Professional development should be primarily school-based and integral to school operations (Burch, 1996; CPRE, 1995; Feiman-Nemser, 1983; Grossman, 1992; Guskey, 1995; Little, 1993; Little & McLaughlin, 1993; Joyce & Showers, 1995; Louis, Marks, & Kruse, 1996; NFIE, 1996; NGA; NSDC, 1995; Smylie, 1995; U.S. Department of Education, 1995). This does not mean denying teachers access to out-of-school learning experiences through professional associations or networks, graduate study, or teacher centers. However, opportunities to learn in powerful ways are most often connected with the recognition of and solution of authentic and immediate problems. For example, Hodges (1996) describes a large-scale staff development program conducted by Joyce and Showers (1995) in which cohesiveness, transfer of training, and the resulting effect on student learning were--and continue to be--a direct function of the study teams teachers formed to establish norms of mutual support and inquiry into the learning process (p. 229).

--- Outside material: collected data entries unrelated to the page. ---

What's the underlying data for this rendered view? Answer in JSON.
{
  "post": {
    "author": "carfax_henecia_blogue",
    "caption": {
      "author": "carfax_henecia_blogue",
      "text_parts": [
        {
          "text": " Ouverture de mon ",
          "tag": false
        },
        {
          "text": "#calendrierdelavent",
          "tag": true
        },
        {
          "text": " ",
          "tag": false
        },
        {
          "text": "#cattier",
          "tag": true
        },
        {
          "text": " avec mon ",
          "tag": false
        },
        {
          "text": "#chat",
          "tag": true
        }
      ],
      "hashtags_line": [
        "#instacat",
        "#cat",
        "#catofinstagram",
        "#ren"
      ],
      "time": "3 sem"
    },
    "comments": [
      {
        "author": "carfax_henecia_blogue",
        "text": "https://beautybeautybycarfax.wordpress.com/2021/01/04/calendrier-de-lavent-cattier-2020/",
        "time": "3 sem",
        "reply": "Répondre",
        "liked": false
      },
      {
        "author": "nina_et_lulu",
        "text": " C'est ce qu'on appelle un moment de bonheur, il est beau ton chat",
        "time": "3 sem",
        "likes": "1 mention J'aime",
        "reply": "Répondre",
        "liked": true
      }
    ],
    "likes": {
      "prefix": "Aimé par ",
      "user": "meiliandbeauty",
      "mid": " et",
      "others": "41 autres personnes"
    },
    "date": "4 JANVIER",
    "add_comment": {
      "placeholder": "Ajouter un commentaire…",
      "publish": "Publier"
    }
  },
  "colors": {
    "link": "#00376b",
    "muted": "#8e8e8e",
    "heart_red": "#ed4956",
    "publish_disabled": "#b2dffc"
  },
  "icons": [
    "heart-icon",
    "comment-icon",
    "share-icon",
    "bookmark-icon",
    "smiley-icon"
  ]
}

Motivation to learn and to engage in school change efforts also increases when these efforts are linked to improving and assessing daily practice. This is often referred to as "job-embedded" learning. As Lucks-Horsley (1995) claimed: This direct connection between learning and application increases meaning for the teacher and potential impact on students (p. 268). Smylie (1995) describes the optimal workplace is one in which learning arises from and feeds back into work experience, where learning is considered to be part of work.
Commenting on the mounting evidence about the efficacy of site-generated and supported innovations, Pink (1992) argues for investment in school-level capacity building. One necessary investment is time. According to the National Foundation for the Improvement of Education (1996), teachers need a significant amount of instruction with follow-up days of technical assistance to develop new pedagogical skills. Such time can be built into the school day through flexible and creative scheduling or by extending the school year. The American Federation of Teachers (1995) urges that teachers have time during the workday for their professional growth.